- Folha de S. Paulo
Opiniões sobre culpa ou inocência de Lula voltam à estaca zero
A condenação de Lula no caso do tríplex deve ser anulada.
As conversas entre Sergio Moro e Deltan Dallagnol divulgadas pelo The Intercept Brasil provam que Moro atuou como parte da acusação. Se o juiz é acusador, não há defesa possível. Sem direito de defesa, não há julgamento justo. Lula não foi submetido a um julgamento justo.
Quanto às opiniões sobre a culpa ou inocência de Lula, elas voltam à estaca zero.
Cada um achará Lula culpado ou inocente segundo sua própria avaliação pessoal das evidências, ou, o que é imensamente mais provável, segundo suas preferências políticas. A sentença de Morodeixa de ter qualquer peso nessa análise.
A propósito, o leitor Pablo López Guelli escreveu para a ombudsmanme dando uma bronca porque não dei minha opinião sobre a condenação de Lula.
Pablo, eu acho o seguinte: ficou razoavelmente bem estabelecido que Lula recebeu favores de uma empreiteira que participava do cartel no centro da Lava Jato. Não foram lá uns favores muito espetaculares, mas recebeu.
O que eu acho difícil de estabelecer é o vínculo desses favores com o escândalo da Petrobras, e os vazamentos mostram que o próprio Dallagnol sabia que o difícil era isso.
Mas, sinceramente, essa é uma questão jurídica mais complexa do que “o réu tem que ter direito de defesa”, de modo que acho melhor deixar o debate para os juristas.

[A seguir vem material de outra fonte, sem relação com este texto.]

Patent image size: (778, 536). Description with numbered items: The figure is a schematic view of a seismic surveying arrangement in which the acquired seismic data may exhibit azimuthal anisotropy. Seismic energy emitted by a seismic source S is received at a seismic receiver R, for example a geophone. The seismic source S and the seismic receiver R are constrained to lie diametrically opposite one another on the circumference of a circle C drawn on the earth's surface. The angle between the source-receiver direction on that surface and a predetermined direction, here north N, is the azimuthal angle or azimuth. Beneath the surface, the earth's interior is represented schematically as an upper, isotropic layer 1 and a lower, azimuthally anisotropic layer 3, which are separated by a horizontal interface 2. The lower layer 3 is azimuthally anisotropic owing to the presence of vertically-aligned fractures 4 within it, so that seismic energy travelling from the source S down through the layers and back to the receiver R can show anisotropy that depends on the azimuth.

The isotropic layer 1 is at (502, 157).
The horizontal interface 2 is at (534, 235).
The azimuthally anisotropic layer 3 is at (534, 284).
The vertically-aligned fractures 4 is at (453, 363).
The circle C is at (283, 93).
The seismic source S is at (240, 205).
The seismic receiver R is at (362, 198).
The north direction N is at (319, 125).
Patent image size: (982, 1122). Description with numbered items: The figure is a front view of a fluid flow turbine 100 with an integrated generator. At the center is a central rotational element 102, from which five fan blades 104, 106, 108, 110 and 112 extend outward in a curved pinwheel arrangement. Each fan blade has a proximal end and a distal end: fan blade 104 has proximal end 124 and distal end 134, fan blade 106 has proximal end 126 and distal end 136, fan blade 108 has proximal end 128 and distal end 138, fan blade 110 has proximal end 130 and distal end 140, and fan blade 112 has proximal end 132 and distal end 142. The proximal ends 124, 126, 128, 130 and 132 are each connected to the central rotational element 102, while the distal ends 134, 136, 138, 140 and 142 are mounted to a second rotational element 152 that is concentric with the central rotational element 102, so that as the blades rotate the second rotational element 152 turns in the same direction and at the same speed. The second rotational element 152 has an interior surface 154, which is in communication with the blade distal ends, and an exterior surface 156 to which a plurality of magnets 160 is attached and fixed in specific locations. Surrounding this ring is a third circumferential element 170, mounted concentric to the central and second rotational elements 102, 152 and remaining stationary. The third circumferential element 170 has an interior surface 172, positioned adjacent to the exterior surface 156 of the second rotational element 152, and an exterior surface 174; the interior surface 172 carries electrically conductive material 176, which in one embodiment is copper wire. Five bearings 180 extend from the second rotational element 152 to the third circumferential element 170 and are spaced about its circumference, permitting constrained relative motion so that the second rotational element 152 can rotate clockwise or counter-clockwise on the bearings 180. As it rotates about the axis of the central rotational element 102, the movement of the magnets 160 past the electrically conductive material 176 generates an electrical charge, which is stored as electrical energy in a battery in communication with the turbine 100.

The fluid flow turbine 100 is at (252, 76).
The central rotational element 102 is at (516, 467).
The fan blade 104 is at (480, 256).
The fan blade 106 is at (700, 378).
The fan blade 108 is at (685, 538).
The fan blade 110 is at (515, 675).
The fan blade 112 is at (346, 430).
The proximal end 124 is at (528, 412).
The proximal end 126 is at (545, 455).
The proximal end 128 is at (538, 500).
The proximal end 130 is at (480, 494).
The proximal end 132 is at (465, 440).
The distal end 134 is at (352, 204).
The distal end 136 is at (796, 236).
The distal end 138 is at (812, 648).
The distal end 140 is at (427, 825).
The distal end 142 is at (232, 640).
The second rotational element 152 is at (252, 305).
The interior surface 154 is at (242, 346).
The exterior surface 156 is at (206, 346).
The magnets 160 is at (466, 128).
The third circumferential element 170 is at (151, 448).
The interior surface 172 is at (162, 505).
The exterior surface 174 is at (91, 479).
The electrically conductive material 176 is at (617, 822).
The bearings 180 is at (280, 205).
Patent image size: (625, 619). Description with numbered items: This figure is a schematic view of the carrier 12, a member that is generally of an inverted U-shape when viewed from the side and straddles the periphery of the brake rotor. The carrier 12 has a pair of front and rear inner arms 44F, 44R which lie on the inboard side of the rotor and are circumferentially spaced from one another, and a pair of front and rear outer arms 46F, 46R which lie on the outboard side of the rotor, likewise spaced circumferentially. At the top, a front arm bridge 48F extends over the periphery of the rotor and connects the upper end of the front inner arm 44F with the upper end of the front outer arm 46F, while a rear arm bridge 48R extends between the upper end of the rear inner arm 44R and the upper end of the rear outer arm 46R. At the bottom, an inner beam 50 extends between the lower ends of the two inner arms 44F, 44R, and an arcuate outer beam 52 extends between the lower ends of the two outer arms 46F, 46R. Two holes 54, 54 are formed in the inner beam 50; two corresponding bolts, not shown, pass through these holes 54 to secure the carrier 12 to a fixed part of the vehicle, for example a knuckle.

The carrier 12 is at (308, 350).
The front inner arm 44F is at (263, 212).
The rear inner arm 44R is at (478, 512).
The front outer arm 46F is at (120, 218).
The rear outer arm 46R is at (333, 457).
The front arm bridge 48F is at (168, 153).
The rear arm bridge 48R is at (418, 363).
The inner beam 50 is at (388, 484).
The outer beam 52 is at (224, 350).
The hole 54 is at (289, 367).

E, sim, o fato de ter votado em Lula a vida inteira me deixa um pouco consciente demais de meu viés para opinar sobre isso com muita confiança.
Enquanto isso, amigos de esquerda reclamam porque eu ainda defendo a Lava Jato (a operação, não a sentença de Moro). Meus amigos, eu não largo as causas com facilidade. Pra vocês terem uma ideia, eu ainda defendo o PT.
Quem tem que se sentir atingido é quem vendeu a narrativa “A Lava Jato foi a operação que descobriu os esquemas do Lula”. Se é seu caso, filho, você se ferrou: amarrou a operação a um caso que não é nem de longe o centro da investigação, e agora ajudou a desmoralizar a coisa toda.
Quem apostou a imagem da operação no processo de Lula que se vire para rebolar contra os fatos.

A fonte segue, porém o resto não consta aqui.